Mr Joyce noticed now the old felt hat, with its broad double brim, which Crosbie had placed on the table; and then his eyes travelled to the khaki shorts he wore, showing his red hairy thighs, the tennis shirt open at the neck, without a tie, and the dirty khaki jacket with the ends of the sleeves turned up. He looked as though he had just come in from a long tramp among the rubber trees. Mr Joyce gave a slight frown.

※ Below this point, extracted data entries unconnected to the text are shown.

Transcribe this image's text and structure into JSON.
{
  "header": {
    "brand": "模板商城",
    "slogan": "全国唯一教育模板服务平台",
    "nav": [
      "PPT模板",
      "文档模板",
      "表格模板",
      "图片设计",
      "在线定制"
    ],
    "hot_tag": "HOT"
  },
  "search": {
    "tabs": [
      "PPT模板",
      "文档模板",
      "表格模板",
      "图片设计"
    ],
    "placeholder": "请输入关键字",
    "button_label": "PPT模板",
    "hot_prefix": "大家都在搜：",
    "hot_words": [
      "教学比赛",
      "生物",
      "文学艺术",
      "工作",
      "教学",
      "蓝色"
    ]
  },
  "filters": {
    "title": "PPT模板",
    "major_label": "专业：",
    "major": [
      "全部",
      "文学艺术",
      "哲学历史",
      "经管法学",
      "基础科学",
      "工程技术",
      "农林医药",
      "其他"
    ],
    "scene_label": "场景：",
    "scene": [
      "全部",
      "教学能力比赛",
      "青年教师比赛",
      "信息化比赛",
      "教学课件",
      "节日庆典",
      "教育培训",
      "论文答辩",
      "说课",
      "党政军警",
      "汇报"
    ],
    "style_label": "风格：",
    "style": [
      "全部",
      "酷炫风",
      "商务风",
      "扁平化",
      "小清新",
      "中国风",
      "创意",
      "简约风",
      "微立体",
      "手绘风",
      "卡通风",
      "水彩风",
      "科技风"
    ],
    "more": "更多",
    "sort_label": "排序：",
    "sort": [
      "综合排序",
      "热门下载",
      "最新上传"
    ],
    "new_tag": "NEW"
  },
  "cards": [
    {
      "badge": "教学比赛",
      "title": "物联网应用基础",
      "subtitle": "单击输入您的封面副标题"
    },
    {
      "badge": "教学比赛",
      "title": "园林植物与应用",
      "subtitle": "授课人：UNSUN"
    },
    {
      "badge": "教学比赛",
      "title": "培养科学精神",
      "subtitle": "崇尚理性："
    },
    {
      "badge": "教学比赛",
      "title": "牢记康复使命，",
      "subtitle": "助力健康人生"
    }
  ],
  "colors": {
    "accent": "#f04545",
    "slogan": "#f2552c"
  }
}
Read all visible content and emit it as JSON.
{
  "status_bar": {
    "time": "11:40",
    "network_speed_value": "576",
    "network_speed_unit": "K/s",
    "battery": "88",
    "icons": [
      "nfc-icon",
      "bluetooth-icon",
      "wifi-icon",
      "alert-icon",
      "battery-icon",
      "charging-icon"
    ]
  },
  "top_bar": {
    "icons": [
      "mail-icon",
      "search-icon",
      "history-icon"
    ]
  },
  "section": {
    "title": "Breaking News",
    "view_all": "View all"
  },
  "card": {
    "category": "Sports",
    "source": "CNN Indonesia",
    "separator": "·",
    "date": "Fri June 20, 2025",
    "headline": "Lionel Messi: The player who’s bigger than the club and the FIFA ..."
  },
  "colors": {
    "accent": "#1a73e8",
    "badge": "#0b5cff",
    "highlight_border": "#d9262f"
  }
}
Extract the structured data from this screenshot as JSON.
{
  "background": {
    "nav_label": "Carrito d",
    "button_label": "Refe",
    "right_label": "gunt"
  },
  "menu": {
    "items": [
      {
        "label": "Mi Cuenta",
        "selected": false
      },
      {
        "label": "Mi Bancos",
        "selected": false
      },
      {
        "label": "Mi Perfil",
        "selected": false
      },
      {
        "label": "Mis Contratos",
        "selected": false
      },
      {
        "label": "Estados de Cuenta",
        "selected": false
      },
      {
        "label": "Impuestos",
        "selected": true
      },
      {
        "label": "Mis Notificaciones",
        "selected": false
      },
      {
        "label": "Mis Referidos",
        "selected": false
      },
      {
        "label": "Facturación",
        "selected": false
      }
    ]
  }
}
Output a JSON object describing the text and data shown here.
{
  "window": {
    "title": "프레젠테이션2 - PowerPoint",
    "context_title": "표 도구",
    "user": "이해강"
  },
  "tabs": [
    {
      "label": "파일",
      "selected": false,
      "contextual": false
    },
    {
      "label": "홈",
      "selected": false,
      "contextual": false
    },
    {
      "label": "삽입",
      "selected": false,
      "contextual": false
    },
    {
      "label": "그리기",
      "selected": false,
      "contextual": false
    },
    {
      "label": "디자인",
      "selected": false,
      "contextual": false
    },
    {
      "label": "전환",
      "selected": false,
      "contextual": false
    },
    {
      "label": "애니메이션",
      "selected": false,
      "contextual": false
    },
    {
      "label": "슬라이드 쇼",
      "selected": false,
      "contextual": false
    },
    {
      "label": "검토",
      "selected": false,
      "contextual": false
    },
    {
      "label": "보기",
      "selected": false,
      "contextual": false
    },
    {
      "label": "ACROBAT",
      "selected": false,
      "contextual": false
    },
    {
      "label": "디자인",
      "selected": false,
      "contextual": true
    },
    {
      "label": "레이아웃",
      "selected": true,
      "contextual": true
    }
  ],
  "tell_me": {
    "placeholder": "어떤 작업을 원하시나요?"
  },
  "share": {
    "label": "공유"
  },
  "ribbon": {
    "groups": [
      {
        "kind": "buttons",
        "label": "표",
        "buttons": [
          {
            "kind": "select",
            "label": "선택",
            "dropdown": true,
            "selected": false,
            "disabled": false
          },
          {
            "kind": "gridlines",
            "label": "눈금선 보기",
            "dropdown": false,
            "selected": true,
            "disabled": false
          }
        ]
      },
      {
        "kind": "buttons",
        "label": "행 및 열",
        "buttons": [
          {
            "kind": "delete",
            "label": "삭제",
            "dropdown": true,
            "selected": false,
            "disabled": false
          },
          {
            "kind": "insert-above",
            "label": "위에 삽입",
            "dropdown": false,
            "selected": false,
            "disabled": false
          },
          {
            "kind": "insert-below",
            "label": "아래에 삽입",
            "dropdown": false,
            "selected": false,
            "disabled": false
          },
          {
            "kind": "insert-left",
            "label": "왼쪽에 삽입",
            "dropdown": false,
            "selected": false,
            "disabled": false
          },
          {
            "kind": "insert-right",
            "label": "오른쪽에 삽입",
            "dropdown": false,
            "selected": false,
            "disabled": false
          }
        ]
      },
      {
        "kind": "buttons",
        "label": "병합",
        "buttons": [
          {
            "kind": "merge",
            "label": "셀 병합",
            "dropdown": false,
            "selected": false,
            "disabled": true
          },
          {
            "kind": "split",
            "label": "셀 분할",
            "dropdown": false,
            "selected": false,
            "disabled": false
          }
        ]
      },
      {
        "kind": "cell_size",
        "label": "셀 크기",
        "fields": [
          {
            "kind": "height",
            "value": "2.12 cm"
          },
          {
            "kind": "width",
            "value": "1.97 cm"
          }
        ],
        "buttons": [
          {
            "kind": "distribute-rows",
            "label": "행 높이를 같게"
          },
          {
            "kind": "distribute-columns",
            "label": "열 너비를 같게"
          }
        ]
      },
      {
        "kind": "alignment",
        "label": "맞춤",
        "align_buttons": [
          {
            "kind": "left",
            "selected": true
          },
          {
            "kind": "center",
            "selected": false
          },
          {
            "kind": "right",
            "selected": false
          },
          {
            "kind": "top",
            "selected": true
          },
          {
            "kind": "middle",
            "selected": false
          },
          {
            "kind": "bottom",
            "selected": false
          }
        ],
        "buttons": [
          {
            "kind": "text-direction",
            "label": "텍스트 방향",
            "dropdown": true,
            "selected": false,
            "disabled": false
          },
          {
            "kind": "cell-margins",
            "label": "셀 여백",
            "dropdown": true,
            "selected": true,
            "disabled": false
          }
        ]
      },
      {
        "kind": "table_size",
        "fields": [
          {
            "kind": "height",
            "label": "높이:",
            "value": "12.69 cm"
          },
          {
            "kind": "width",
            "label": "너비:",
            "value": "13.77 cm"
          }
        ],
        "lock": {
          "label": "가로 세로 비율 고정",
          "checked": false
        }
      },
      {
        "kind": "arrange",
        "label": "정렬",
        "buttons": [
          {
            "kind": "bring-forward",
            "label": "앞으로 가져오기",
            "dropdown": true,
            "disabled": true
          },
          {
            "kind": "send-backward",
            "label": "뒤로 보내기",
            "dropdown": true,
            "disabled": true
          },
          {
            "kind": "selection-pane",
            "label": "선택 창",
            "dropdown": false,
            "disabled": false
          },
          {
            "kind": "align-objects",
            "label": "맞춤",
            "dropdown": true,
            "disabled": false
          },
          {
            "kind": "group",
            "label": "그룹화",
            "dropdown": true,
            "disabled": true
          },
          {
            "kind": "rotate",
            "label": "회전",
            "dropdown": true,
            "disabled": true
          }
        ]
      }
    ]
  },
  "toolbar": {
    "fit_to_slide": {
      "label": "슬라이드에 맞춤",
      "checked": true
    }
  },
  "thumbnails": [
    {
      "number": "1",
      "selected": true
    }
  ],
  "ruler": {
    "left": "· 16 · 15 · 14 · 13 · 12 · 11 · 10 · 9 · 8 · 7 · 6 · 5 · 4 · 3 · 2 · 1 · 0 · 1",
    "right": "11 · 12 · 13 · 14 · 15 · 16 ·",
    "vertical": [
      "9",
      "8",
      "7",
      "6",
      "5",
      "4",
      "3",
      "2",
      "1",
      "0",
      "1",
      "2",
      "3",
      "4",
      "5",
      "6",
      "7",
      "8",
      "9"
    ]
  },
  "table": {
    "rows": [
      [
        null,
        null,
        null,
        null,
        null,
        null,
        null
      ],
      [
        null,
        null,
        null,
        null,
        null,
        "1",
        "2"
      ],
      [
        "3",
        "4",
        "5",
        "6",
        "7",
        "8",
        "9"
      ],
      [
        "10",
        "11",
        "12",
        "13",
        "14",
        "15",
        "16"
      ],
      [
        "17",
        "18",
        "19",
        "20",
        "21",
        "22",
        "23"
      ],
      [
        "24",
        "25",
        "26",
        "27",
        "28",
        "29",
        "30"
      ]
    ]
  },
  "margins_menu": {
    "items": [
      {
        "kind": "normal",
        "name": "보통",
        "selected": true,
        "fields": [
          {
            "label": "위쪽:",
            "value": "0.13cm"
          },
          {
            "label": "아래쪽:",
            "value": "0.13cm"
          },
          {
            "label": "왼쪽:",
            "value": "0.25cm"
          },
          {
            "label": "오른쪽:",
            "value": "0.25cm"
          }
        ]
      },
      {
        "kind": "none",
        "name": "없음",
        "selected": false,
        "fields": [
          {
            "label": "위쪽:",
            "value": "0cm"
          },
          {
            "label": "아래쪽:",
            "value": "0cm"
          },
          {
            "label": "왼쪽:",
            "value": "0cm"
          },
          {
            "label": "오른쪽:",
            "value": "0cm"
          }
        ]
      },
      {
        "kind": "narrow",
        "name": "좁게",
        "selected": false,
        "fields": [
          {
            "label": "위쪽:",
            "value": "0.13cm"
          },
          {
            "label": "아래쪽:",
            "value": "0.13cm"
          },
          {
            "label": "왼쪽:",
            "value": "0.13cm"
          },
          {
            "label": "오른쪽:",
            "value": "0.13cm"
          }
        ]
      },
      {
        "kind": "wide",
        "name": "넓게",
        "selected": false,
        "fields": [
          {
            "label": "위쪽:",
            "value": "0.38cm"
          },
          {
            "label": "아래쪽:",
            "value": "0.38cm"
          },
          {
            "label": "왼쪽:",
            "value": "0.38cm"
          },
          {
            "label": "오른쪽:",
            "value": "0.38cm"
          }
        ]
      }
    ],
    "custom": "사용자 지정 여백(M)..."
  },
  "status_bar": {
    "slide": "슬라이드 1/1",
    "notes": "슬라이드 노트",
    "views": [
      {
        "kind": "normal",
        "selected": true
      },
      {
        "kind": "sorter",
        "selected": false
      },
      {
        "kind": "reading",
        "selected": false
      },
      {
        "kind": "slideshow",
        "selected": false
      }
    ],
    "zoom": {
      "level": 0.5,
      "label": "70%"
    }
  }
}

'You must pull yourself together, you know. You must keep your head.'

'Oh, I'm all right.'

'Have you seen your wife today?'

'No, I'm to see her this afternoon. You know, it is a damned shame that they should have arrested her.'

'I think they had to do that,' Mr Joyce answered in his level, soft tone. 'I should have thought they'd have let her out on bail.'

'It's a very serious charge.'

'It is damnable. She did what any decent woman would do in her place. Only, nine women out of ten wouldn't have the pluck. Leslie's the best woman in the world. She wouldn't hurt a fly. Why, hang it all, man, I've been married to her for twelve years, do you think I don't know her? God, if I'd got hold of the man I'd have wrung his neck, I'd have killed him without a moment's hesitation. So would you.'

'My dear fellow, everybody's on your side. No one has a good word to say for Hammond. We're going to get her off. I don't suppose either the assessors or the judge will go into court without having already made up their minds to bring in a verdict of not guilty.'

'The whole thing's a farce,' said Crosbie violently. 'She ought never to have been arrested in the first place, and then it's terrible, after all the poor girl's gone through, to subject her to the ordeal of a trial. There's not a soul I've met since I've been in Singapore, man or woman, who hasn't told me that Leslie was absolutely justified. I think it's awful to keep her in prison all these weeks.'

'The law is the law. After all, she confesses that she killed the man. It is terrible, and I'm dreadfully sorry for both you and her.'

'I don't matter a hang,' interrupted Crosbie.

'But the fact remains that murder has been committed, and in a civilized community a trial is inevitable.'

'Is it murder to exterminate noxious vermin? She shot him as she would have shot a mad dog.'

Mr Joyce leaned back again in his chair and once more placed the tips of his ten fingers together. The little construction he formed looked like the skeleton of a roof. He was silent for a moment.

'I should be wanting in my duty as your legal adviser,' he said at last, in an even voice, looking at his client with his cool, brown eyes, 'if I did not tell you that there is one point which causes me just a little anxiety. If your wife had only shot Hammond once, the whole thing would be absolutely plain sailing. Unfortunately she fired six times.'

'Her explanation is perfectly simple. In the circumstances anyone would have done the same.'

'I dare say,' said Mr Joyce, 'and of course I think the explanation is very reasonable. But it's no good closing our eyes to the facts. It's always a good plan to put yourself in another man's place, and I can't deny that if I were prosecuting for the Crown that is the point on which I should centre my inquiry.'

'My dear fellow, that's perfectly idiotic'

Mr Joyce shot a sharp glance at Robert Crosbie. The shadow of a smile hovered over his shapely lips. Crosbie was a good fellow, but he could hardly be described as intelligent.